In the same way, individuals with asthma are more at risk to catching — and even dying from — the flu, and frequently encounter worse flu and asthma symptoms as a result of the infection, according to a study published in the July 2017 issue of the Journal of Allergy and Clinical Immunology.
When chronic conditions are managed better, more reserves are free up to help the body fight off infection. Therefore, an individual must be sure to stay on top of any medications, doctor visits, and healthy habits that keep symptoms at bay. It will pay off in the long-run.
Please feel free to leave any questions, comments, or concerns below.
4 thoughts on “The Facts about the Immune System”
I must confess that we deserve to learn and know more about how we can be better prepared internally to fight against certain diseases. Most persons wish they had known what they know now a little sooner, it would have been a lot easier for them to deal with certain health challenge before it even showed up. This article is an eye opener indeed.
Hi Lucas – Yes, it is better in the long run to be proactive with our health.
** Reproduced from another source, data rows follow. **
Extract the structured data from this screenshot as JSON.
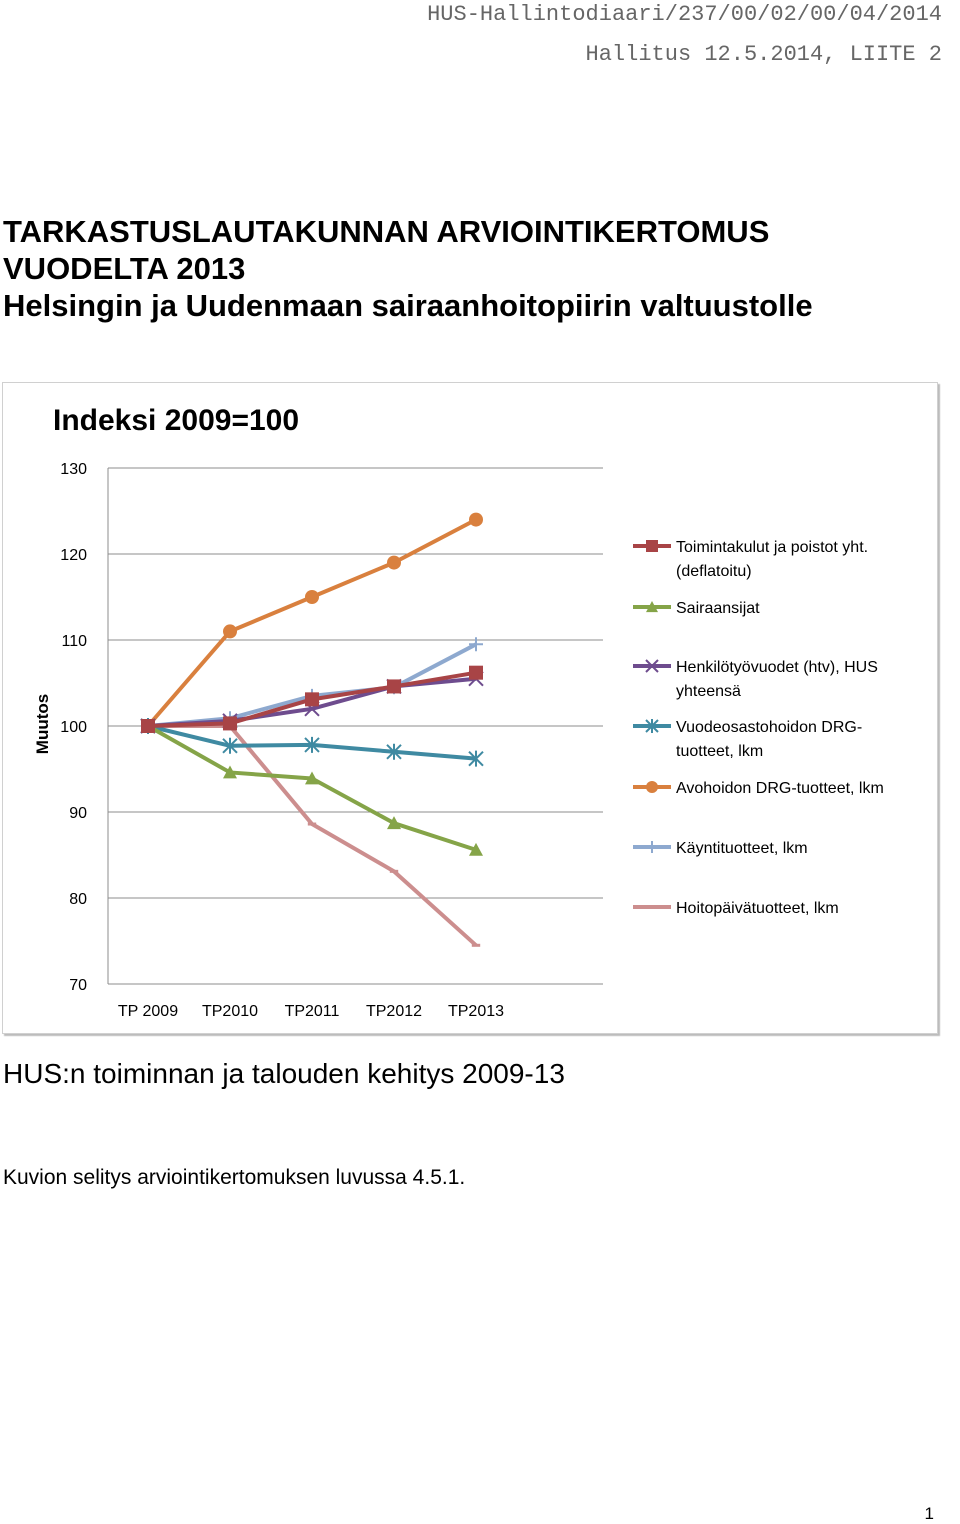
{
  "header": {
    "ref": "HUS-Hallintodiaari/237/00/02/00/04/2014",
    "meeting": "Hallitus 12.5.2014, LIITE 2"
  },
  "document": {
    "title_line1": "TARKASTUSLAUTAKUNNAN ARVIOINTIKERTOMUS",
    "title_line2": "VUODELTA 2013",
    "title_line3": "Helsingin ja Uudenmaan sairaanhoitopiirin valtuustolle",
    "caption": "HUS:n toiminnan ja talouden kehitys 2009-13",
    "note": "Kuvion selitys arviointikertomuksen luvussa 4.5.1.",
    "page_number": "1"
  },
  "chart_data": {
    "type": "line",
    "title": "Indeksi 2009=100",
    "xlabel": "",
    "ylabel": "Muutos",
    "ylim": [
      70,
      130
    ],
    "yticks": [
      70,
      80,
      90,
      100,
      110,
      120,
      130
    ],
    "grid": false,
    "legend_position": "right",
    "categories": [
      "TP 2009",
      "TP2010",
      "TP2011",
      "TP2012",
      "TP2013"
    ],
    "series": [
      {
        "name": "Toimintakulut ja poistot yht. (deflatoitu)",
        "legend_lines": [
          "Toimintakulut ja poistot yht.",
          "(deflatoitu)"
        ],
        "color": "#a84446",
        "marker": "square",
        "values": [
          100.0,
          100.3,
          103.1,
          104.6,
          106.2
        ]
      },
      {
        "name": "Sairaansijat",
        "legend_lines": [
          "Sairaansijat"
        ],
        "color": "#85a448",
        "marker": "triangle",
        "values": [
          100.0,
          94.6,
          93.9,
          88.7,
          85.6
        ]
      },
      {
        "name": "Henkilötyövuodet (htv), HUS yhteensä",
        "legend_lines": [
          "Henkilötyövuodet (htv), HUS",
          "yhteensä"
        ],
        "color": "#6e4c8e",
        "marker": "x",
        "values": [
          100.0,
          100.6,
          102.0,
          104.6,
          105.5
        ]
      },
      {
        "name": "Vuodeosastohoidon DRG-tuotteet, lkm",
        "legend_lines": [
          "Vuodeosastohoidon DRG-",
          "tuotteet, lkm"
        ],
        "color": "#3f8aa2",
        "marker": "star",
        "values": [
          100.0,
          97.7,
          97.8,
          97.0,
          96.2
        ]
      },
      {
        "name": "Avohoidon DRG-tuotteet, lkm",
        "legend_lines": [
          "Avohoidon DRG-tuotteet, lkm"
        ],
        "color": "#d9803e",
        "marker": "circle",
        "values": [
          100.0,
          111.0,
          115.0,
          119.0,
          124.0
        ]
      },
      {
        "name": "Käyntituotteet, lkm",
        "legend_lines": [
          "Käyntituotteet, lkm"
        ],
        "color": "#8ea9cf",
        "marker": "plus",
        "values": [
          100.0,
          100.9,
          103.5,
          104.5,
          109.5
        ]
      },
      {
        "name": "Hoitopäivätuotteet, lkm",
        "legend_lines": [
          "Hoitopäivätuotteet, lkm"
        ],
        "color": "#cc8e8e",
        "marker": "dash",
        "values": [
          100.0,
          100.0,
          88.6,
          83.1,
          74.5
        ]
      }
    ]
  }
}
Maintaining a strong immune system will go a long way in fulfilling that goal. Thanks for commenting!
I believe that jts always a good thing for us to learn about our body system and also to understand how everything in our body works. You explained them here so well and I am just so happy. There are things that I read here about my system that I didn’t know before. I am sure I can go on to do better with this. Thank you very much.
Hey Jay – I am so happy that the article is helpful to you and I thank you for your comment. I wish you the best in your pursuit of good health. Remember, prevention is better than cure!